J Bacteriol. 2004 Jul;186(13):4110-23. doi: 10.1128/JB.186.13.4110-4123.2004.
To establish an infection, Yersinia pseudotuberculosis utilizes a plasmid-encoded type III translocon to microinject several anti-host Yop effectors into the cytosol of target eukaryotic cells. YopD has been implicated in several key steps during Yop effector translocation, including maintenance of yop regulatory control and pore formation in the target cell membrane through which effectors traverse. These functions are mediated, in part, by an interaction with the cognate chaperone, LcrH. To gain insight into the complex molecular mechanisms of YopD function, we performed a systematic mutagenesis study to search for discrete functional domains. We highlighted amino acids beyond the first three N-terminal residues that are dispensable for YopD secretion and confirmed that an interaction between YopD and LcrH is essential for maintenance of yop regulatory control. In addition, discrete domains within YopD that are essential for both pore formation and translocation of Yop effectors were identified. Significantly, other domains were found to be important for effector microinjection but not for pore formation. Therefore, YopD is clearly essential for several discrete steps during efficient Yop effector translocation. Recognition of this modular YopD domain structure provides important insights into the function of YopD.

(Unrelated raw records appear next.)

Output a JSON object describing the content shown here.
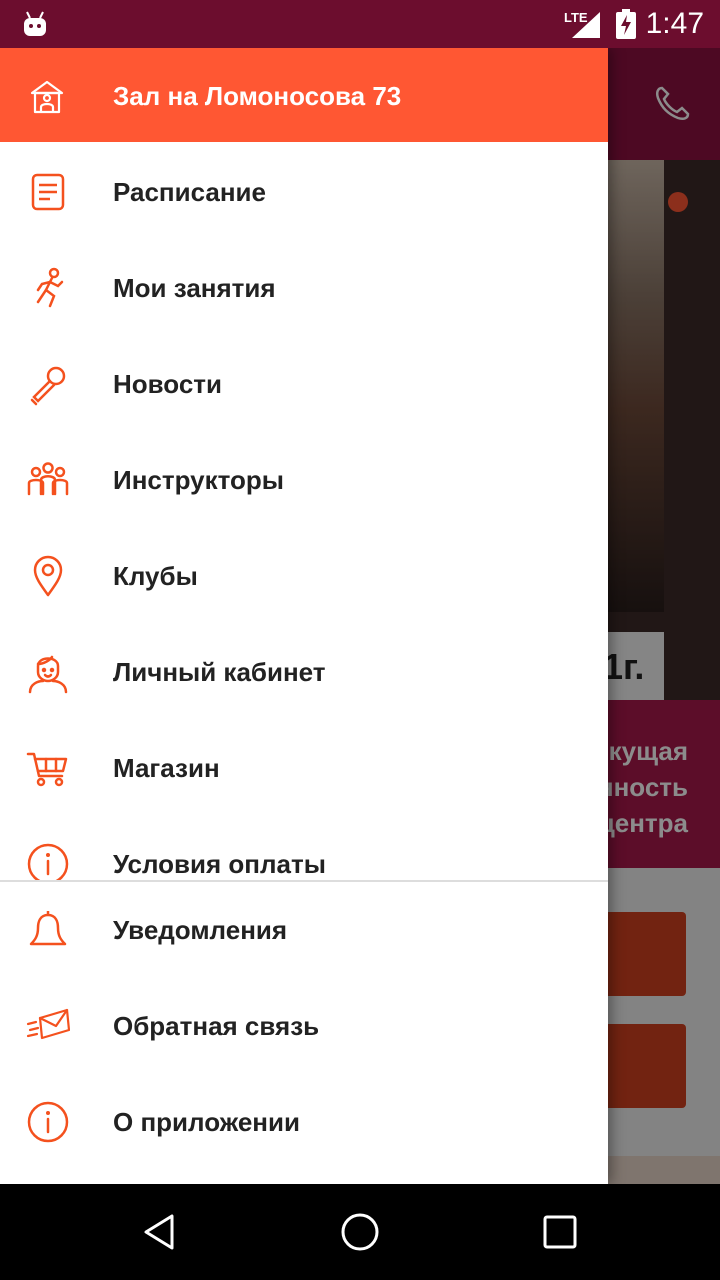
{
  "status_bar": {
    "network": "LTE",
    "time": "1:47"
  },
  "background": {
    "year_badge": "1г.",
    "promo_lines": [
      "кущая",
      "нность",
      "центра"
    ]
  },
  "drawer": {
    "header": {
      "title": "Зал на Ломоносова 73",
      "background_color": "#ff5733",
      "icon": "house-icon"
    },
    "menu_items": [
      {
        "label": "Расписание",
        "icon": "document-icon"
      },
      {
        "label": "Мои занятия",
        "icon": "runner-icon"
      },
      {
        "label": "Новости",
        "icon": "microphone-icon"
      },
      {
        "label": "Инструкторы",
        "icon": "people-icon"
      },
      {
        "label": "Клубы",
        "icon": "location-pin-icon"
      },
      {
        "label": "Личный кабинет",
        "icon": "person-icon"
      },
      {
        "label": "Магазин",
        "icon": "cart-icon"
      },
      {
        "label": "Условия оплаты",
        "icon": "info-icon"
      }
    ],
    "bottom_items": [
      {
        "label": "Уведомления",
        "icon": "bell-icon"
      },
      {
        "label": "Обратная связь",
        "icon": "envelope-icon"
      },
      {
        "label": "О приложении",
        "icon": "info-icon"
      }
    ],
    "accent_color": "#f4511e"
  },
  "colors": {
    "status_bar": "#6c0d2e",
    "toolbar": "#8c1240",
    "accent": "#ff5733",
    "icon": "#f4511e"
  }
}
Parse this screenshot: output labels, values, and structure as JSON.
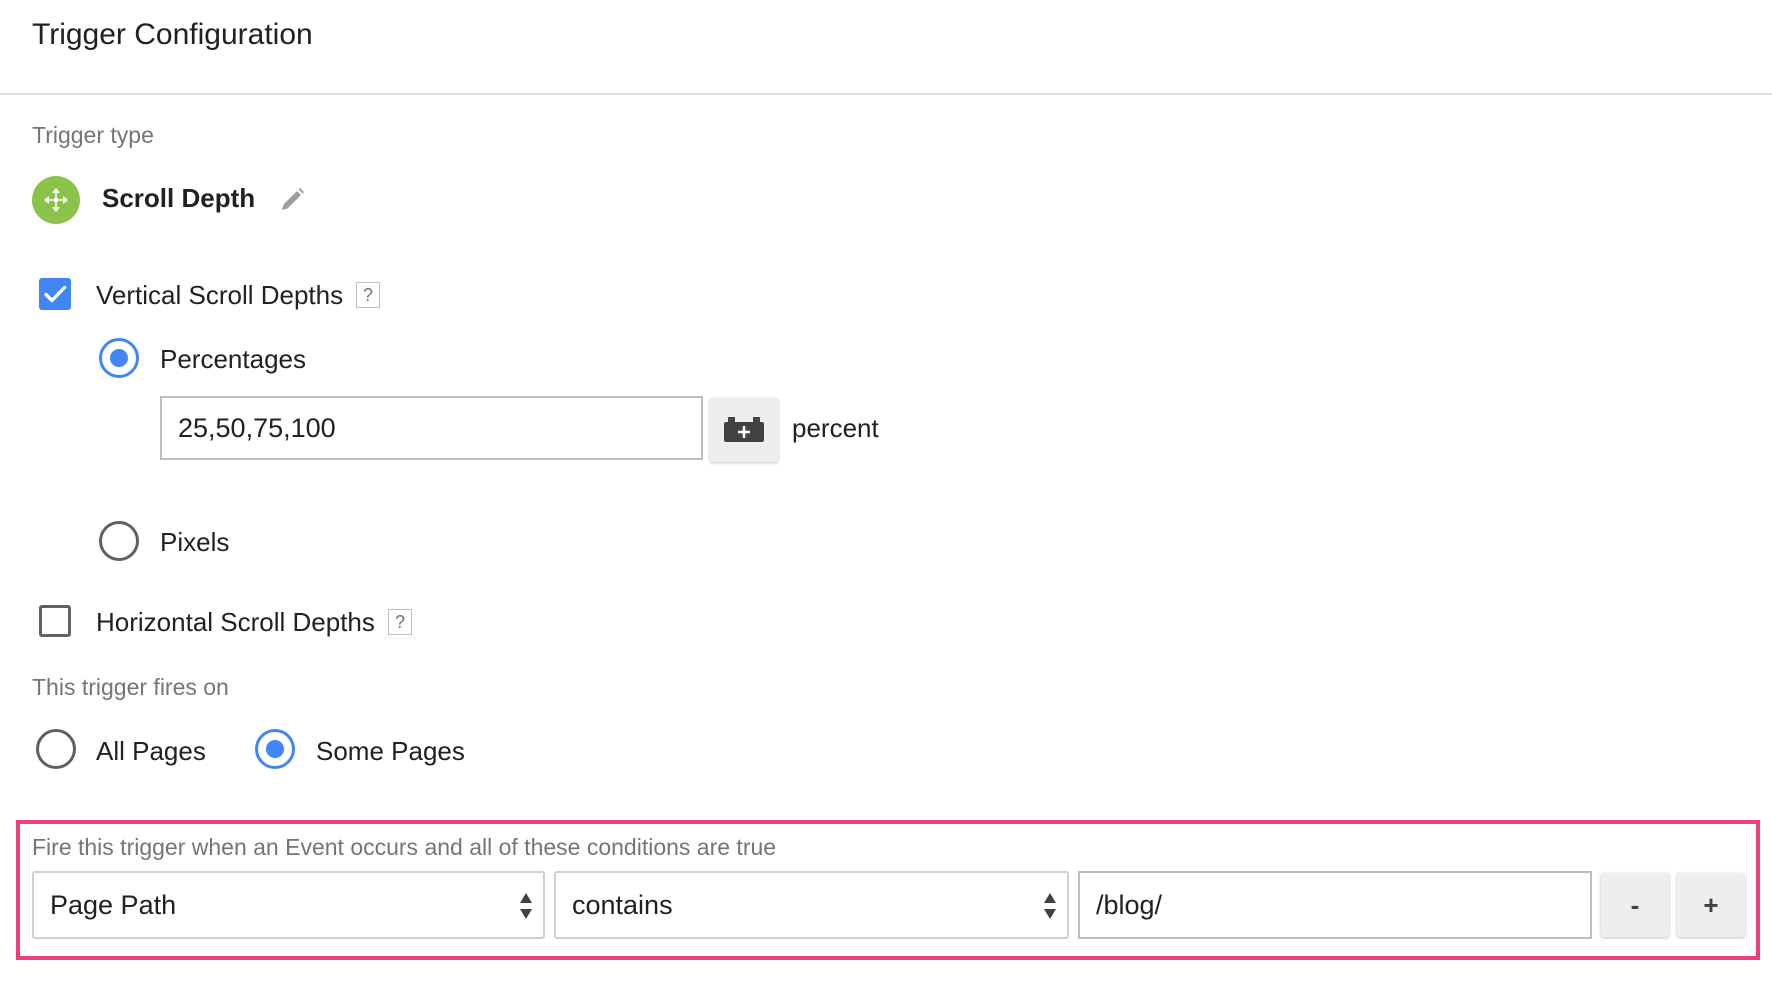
{
  "header": {
    "title": "Trigger Configuration"
  },
  "trigger_type": {
    "label": "Trigger type",
    "name": "Scroll Depth",
    "icon": "scroll-arrows-icon",
    "icon_color": "#8bc34a"
  },
  "vertical": {
    "label": "Vertical Scroll Depths",
    "checked": true,
    "help": "?",
    "options": {
      "percentages_label": "Percentages",
      "percentages_selected": true,
      "percentages_value": "25,50,75,100",
      "unit": "percent",
      "pixels_label": "Pixels",
      "pixels_selected": false
    }
  },
  "horizontal": {
    "label": "Horizontal Scroll Depths",
    "checked": false,
    "help": "?"
  },
  "fires_on": {
    "label": "This trigger fires on",
    "all_pages": "All Pages",
    "some_pages": "Some Pages",
    "selected": "Some Pages"
  },
  "condition": {
    "label": "Fire this trigger when an Event occurs and all of these conditions are true",
    "variable": "Page Path",
    "operator": "contains",
    "value": "/blog/",
    "remove_label": "-",
    "add_label": "+"
  },
  "colors": {
    "accent": "#4285f4",
    "highlight": "#ec407a"
  }
}
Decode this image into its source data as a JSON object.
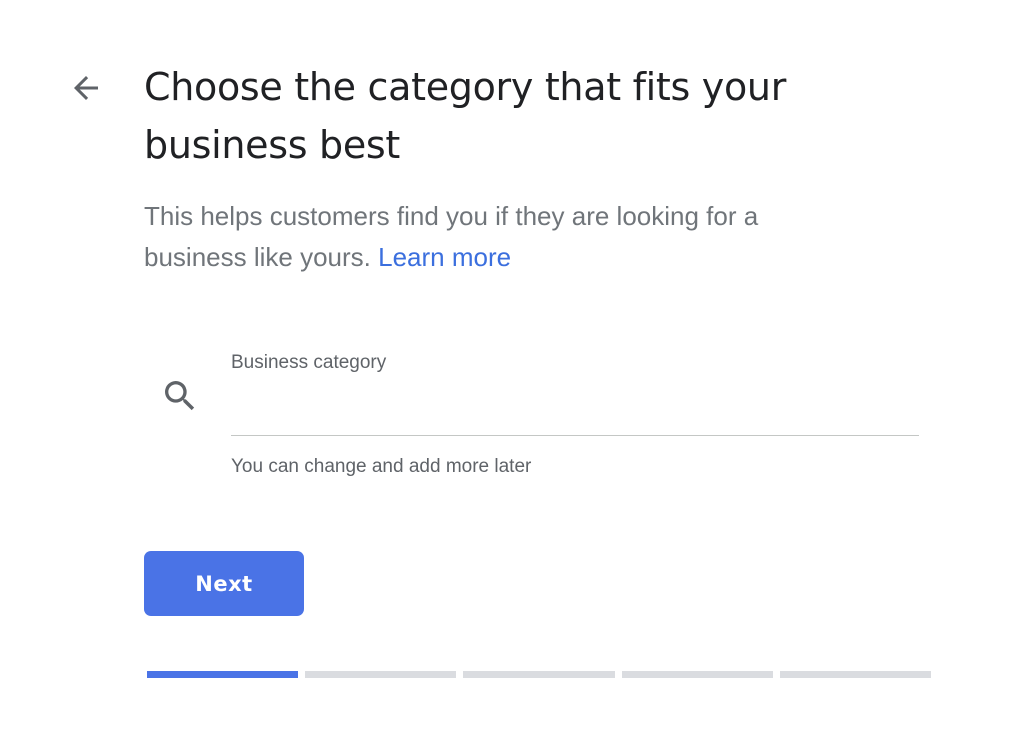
{
  "header": {
    "back_icon": "arrow-back-icon",
    "title": "Choose the category that fits your business best"
  },
  "description": {
    "text": "This helps customers find you if they are looking for a business like yours.",
    "link_label": "Learn more"
  },
  "category_field": {
    "icon": "search-icon",
    "label": "Business category",
    "value": "",
    "helper": "You can change and add more later"
  },
  "actions": {
    "next_label": "Next"
  },
  "progress": {
    "current_step": 1,
    "total_steps": 5
  },
  "colors": {
    "accent": "#4a73e6",
    "link": "#3b6fde",
    "title_text": "#202124",
    "muted_text": "#70757a",
    "inactive_track": "#dadce0"
  }
}
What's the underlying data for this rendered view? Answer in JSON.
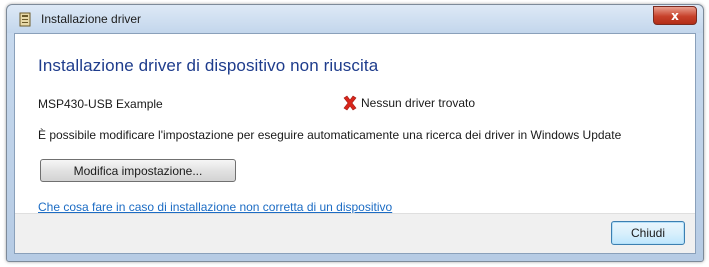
{
  "window": {
    "title": "Installazione driver",
    "close_glyph": "x"
  },
  "main": {
    "heading": "Installazione driver di dispositivo non riuscita",
    "device_name": "MSP430-USB Example",
    "status_text": "Nessun driver trovato",
    "status_icon": "error-x-icon",
    "status_color": "#d9261c",
    "info_text": "È possibile modificare l'impostazione per eseguire automaticamente una ricerca dei driver in Windows Update",
    "modify_button_label": "Modifica impostazione...",
    "help_link_text": "Che cosa fare in caso di installazione non corretta di un dispositivo"
  },
  "footer": {
    "close_button_label": "Chiudi"
  },
  "colors": {
    "heading": "#1e3c8c",
    "link": "#1c6cc4",
    "title_close": "#c7412b"
  }
}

为了建立感染,假结核耶尔森菌利用一种质粒编码的III型转位装置将几种抗宿主Yop效应蛋白微注射到靶真核细胞的细胞质中。YopD参与了Yop效应蛋白转位过程中的几个关键步骤,包括维持yop调控以及在效应蛋白穿过的靶细胞膜上形成孔道。这些功能部分是通过与同源伴侣蛋白LcrH的相互作用介导的。为了深入了解YopD功能的复杂分子机制,我们进行了一项系统的诱变研究以寻找离散的功能结构域。我们强调了N端前三个残基以外的氨基酸对于YopD分泌是可有可无的,并证实YopD与LcrH之间的相互作用对于维持yop调控至关重要。此外,还鉴定出了YopD中对于Yop效应蛋白的孔道形成和转位都必不可少的离散结构域。值得注意的是,还发现其他结构域对于效应蛋白的微注射很重要,但对于孔道形成不重要。因此,YopD显然对于高效Yop效应蛋白转位过程中的几个离散步骤至关重要。对这种模块化YopD结构域结构的认识为YopD的功能提供了重要的见解。